Hâkim ve hakem aynı kelime kökünden gelen iki kurumun prim ile iş yapması, adaletin temeline aykırıdır. Hâkimlerin baktıkları dava başına prim aldıklarını düşünün, adaleti prim ile dağıtamazsınız. Ne kadar çok davaya bakarsa o kadar fazla maaş alması, hâkimi sürümden kazanan esnaf durumuna düşürür.

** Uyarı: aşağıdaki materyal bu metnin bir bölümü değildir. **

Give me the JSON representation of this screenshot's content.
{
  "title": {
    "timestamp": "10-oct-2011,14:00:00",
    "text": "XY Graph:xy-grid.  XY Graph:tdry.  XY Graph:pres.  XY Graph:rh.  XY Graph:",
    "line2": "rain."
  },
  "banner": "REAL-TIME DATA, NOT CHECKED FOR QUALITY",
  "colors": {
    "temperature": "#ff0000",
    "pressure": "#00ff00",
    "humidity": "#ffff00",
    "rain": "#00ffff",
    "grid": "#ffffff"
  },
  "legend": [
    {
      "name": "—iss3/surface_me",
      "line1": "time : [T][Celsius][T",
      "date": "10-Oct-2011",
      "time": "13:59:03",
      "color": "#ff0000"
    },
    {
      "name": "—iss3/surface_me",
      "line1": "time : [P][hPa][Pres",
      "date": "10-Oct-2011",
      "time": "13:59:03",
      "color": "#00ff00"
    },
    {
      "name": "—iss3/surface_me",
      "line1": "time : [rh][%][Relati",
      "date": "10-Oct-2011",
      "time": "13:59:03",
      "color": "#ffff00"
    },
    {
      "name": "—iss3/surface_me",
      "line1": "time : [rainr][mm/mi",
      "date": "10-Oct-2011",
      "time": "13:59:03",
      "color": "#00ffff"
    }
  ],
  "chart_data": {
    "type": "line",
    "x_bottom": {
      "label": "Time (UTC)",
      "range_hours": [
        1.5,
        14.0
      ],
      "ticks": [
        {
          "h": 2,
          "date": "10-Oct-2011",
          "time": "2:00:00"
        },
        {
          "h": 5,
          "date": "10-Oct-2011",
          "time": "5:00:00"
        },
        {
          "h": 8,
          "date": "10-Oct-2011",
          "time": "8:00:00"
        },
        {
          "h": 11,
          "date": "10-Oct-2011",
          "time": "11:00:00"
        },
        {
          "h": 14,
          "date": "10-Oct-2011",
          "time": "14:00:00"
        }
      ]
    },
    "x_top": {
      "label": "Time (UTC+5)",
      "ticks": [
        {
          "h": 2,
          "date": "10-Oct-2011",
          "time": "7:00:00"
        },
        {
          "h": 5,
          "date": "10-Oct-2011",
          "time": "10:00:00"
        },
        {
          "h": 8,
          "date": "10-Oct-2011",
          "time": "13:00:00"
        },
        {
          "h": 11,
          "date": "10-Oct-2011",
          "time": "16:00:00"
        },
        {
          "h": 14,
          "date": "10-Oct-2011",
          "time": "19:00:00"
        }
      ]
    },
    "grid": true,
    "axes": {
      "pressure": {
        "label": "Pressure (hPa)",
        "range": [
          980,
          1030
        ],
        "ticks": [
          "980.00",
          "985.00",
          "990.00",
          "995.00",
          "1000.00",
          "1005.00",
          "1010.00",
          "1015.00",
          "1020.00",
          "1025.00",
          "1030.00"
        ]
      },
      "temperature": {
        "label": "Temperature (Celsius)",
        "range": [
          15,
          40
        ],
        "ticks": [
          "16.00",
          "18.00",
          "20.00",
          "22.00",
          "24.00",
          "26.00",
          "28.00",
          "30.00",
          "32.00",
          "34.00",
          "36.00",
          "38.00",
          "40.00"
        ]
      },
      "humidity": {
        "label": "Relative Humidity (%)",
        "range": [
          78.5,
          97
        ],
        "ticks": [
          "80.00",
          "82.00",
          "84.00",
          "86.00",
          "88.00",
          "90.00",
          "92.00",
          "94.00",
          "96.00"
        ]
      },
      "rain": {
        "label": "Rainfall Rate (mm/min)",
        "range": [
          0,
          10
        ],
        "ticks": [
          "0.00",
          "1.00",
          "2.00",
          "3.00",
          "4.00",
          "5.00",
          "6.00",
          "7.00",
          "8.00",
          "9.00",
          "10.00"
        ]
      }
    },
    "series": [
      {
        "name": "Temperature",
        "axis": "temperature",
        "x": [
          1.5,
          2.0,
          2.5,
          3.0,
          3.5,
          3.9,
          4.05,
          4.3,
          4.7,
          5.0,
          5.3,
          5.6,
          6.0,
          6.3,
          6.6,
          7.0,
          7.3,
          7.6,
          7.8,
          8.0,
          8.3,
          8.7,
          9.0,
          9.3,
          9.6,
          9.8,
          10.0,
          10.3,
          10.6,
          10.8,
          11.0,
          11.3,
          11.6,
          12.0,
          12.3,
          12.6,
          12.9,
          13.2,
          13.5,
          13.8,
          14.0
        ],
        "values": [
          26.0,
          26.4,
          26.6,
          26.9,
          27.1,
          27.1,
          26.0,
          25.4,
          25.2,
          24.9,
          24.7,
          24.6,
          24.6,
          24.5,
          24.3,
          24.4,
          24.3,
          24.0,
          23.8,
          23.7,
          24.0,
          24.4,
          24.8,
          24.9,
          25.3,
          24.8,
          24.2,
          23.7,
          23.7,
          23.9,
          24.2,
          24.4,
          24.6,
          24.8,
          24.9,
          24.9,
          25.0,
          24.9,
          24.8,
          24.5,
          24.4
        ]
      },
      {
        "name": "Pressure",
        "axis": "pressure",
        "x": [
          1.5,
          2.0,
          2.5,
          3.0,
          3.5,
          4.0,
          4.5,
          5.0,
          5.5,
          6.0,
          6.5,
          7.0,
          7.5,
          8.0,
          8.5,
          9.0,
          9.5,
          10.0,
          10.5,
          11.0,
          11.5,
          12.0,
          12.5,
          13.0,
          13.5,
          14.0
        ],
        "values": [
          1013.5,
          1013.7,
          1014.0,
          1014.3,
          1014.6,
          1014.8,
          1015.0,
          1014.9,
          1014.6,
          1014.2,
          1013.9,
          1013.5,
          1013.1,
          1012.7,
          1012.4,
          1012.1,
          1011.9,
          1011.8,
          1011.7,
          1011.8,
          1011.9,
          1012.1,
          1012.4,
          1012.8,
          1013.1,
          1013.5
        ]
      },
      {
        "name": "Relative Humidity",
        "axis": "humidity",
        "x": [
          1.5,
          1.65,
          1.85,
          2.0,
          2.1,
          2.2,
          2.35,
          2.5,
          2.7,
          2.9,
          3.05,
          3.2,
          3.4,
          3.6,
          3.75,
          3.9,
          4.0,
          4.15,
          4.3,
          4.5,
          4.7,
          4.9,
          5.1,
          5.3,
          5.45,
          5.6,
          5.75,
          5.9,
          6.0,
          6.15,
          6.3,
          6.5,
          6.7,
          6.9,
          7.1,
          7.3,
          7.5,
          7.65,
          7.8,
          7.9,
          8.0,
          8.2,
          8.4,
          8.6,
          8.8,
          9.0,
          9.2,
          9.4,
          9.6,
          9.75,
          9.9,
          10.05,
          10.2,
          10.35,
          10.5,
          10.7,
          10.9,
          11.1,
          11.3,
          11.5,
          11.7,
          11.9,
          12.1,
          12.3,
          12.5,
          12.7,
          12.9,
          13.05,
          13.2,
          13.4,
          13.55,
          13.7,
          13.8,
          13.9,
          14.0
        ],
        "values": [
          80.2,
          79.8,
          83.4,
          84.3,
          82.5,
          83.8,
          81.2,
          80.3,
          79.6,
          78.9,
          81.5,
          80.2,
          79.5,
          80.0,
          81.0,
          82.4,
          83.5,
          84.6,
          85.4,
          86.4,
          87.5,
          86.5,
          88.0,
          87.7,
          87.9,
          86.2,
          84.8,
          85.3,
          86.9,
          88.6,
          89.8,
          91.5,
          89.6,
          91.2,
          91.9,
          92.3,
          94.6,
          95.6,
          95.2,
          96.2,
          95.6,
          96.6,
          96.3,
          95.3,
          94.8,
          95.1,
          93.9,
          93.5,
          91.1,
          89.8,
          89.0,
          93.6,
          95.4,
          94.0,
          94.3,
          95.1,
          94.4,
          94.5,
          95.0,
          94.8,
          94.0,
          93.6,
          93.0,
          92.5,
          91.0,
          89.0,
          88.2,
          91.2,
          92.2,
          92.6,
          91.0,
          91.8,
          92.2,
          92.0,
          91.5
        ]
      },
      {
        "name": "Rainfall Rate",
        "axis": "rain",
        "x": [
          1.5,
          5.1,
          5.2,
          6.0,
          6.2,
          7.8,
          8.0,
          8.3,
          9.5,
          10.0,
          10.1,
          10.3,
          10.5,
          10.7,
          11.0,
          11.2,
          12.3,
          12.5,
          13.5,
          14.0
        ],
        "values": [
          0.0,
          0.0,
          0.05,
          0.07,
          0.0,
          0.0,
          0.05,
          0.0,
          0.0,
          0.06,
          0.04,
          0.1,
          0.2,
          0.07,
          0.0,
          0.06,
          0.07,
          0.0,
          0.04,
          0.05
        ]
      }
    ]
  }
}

Aslına bakarsanız Batı demokrasilerinde adaletin para ile yakın ilişkisi vardır. Yüksek avukat ücretleri ve yargılama giderleri, bir noktada davacı ile anlaşma sağlamaya iter sizi. Bunun en güzel örneği ABD’deki Anayasa Mahkemesi’ne bireysel başvuru sayısıdır. İç hukuk yollarını tüketmek için yüzbinlerce dolar harcamanız gerekir ki, en son aşamada Anayasa Mahkemesi’ne başvurabilesiniz. “Batı” demokrasisinin en önemli eleştiri konusu budur. Kesinlikle adil yargılama var ancak paran kadar. Çok güncel bir örnek ile pekiştirelim:
İngiltere’de 87 yaşında hayatını kaybeden bir adam, Türk bakıcısına 1 milyon sterlin (3 milyon 850 bin TL) miras bıraktı. Çocukları bakıcının babalarını kandırdığını iddia ederek dava açmak istedi. Ancak mahkeme giderlerinin yüzbinlerce sterlin olacağını öğrenince 50 bin sterline anlaşma yoluna gittiler.
“Batı” demokrasileri adalete kapitalist açıdan bakar ve bu bakış adaletin temelini dinamitlemektedir.

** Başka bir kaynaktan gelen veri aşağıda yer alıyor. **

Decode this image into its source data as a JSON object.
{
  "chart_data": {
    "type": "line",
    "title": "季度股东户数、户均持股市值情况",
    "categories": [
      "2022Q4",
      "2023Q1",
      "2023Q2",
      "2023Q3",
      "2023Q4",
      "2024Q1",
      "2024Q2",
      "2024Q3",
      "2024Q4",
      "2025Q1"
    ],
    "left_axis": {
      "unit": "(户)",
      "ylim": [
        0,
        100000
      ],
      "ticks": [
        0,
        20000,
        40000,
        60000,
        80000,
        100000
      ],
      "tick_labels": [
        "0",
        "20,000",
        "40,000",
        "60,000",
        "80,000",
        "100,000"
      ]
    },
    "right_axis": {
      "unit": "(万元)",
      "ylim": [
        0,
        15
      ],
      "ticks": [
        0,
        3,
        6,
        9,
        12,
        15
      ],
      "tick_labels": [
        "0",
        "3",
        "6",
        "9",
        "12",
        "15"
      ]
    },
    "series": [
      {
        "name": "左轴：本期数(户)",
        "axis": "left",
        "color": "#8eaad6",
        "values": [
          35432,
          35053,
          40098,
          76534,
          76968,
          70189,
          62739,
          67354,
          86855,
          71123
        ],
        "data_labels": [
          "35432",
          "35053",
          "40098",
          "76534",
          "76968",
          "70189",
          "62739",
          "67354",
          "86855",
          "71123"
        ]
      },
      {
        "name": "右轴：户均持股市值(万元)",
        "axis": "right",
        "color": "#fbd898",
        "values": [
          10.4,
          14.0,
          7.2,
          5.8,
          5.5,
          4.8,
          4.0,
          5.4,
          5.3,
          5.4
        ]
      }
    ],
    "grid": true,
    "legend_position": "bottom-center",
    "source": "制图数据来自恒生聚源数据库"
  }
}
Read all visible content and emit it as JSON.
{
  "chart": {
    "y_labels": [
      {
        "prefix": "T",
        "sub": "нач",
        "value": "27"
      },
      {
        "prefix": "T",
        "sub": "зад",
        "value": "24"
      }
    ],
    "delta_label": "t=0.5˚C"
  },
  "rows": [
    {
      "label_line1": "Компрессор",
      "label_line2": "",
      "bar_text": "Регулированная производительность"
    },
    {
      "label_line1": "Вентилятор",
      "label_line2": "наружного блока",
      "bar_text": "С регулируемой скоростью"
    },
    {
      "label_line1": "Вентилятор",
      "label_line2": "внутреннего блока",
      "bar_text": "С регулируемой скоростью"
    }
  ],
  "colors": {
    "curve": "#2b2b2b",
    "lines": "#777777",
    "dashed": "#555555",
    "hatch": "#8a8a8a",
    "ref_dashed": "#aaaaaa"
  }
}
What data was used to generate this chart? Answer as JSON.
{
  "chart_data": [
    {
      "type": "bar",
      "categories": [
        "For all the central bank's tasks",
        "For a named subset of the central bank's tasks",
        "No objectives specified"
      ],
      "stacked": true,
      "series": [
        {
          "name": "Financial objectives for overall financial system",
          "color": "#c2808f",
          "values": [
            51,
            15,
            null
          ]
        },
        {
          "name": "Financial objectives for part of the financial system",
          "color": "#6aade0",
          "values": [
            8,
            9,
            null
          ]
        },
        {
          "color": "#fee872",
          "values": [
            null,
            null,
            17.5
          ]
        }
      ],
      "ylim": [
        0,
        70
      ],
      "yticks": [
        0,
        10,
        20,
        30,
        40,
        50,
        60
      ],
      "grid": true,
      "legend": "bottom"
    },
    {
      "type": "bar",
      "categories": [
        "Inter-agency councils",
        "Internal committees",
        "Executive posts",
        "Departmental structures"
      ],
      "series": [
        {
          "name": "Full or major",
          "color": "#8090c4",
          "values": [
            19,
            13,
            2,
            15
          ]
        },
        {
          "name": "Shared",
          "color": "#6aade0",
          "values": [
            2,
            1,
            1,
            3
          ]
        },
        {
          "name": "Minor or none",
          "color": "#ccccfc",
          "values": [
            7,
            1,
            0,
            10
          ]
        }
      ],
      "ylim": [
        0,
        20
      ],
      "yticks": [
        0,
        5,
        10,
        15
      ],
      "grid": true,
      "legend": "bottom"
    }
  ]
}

İngiltere’den alınan profesyonel hakemlik, zaten yanlış bir uygulama olan hakemin maç başı ücret almasını, maaş + maç başı ücret hâline dönüştürmekle bir yenilik getirmiyor. Sadece mevcut hakemleri daha zengin hâle getiriyor. Aylık ücret garantisi olan hakemin kararlarında tarafsızlığını bir nebze daha artırması muhtemeldir. Ancak, gelirini ikiye belki de üçe katlayacak maç başı ücreti elde edebilmek için “kimseyi kızdırmaması” gerekir ki, bu durum tarafsızlığın ruhuna terstir. MHK üyeleri her ne kadar TFF tarafından atansa da, üyeler istifa etmediği veya çekilmedikleri sürece yerine atama yapılamaz. Yani tam bağımsızlık. Ona rağmen hakemlerin karar alırken yaşadıkları aşırı baskıyı çok rahat görebiliyoruz. Aynı bağımsızlığın uygun miktarda sabit maaş ve bozulması hâlinde yüksek tazminat içeren en az üç yıllık sözleşme ile hakemlere sağlanması gerekir. Hakem kendisine görev verilse de, verilmese de aynı parayı kazanmalıdır ki, kararlarında sadece vicdan mekanizması geçerli olsun. Üç yıllık uzun süre zarfında fiziksel şartlar nedeni ile hakemlerin üzerindeki azalan baskı, bütün hakemlerde benzer seviyede tarafsızlık meydana getirecektir. Bu duruma alışmak zorunda olan spor kamuoyu, üç yıl sonra tekrar sözleşme imzalanacağı zaman, aynı şartlar başka hakemlere sağlandığında sonucun benzer olacağı öngörüsü ile, tecrübesiz hakemler yerine öncelikli olarak mevcut hakemlerle sözleşme imzalayacaklardır. Tarafsızlığa son bir örnek:
Cumhuriyetçi Baba Bush tarafından ABD Anayasa Mahkemesi’ne muhafazakâr olduğu için 1990 yılında atanan (üyeler kendileri çekilmediği sürece ölünceye kadar görev yapar) David Souter, bağımsızlığın verdiği güç ile muhafazakârlığın aksine mahkemenin en liberal hâkimleri arasına girerek, özellikle kürtaj lehine verdiği oy ile Cumhuriyetçiler arasında hayal kırıklığı meydana getirmiştir.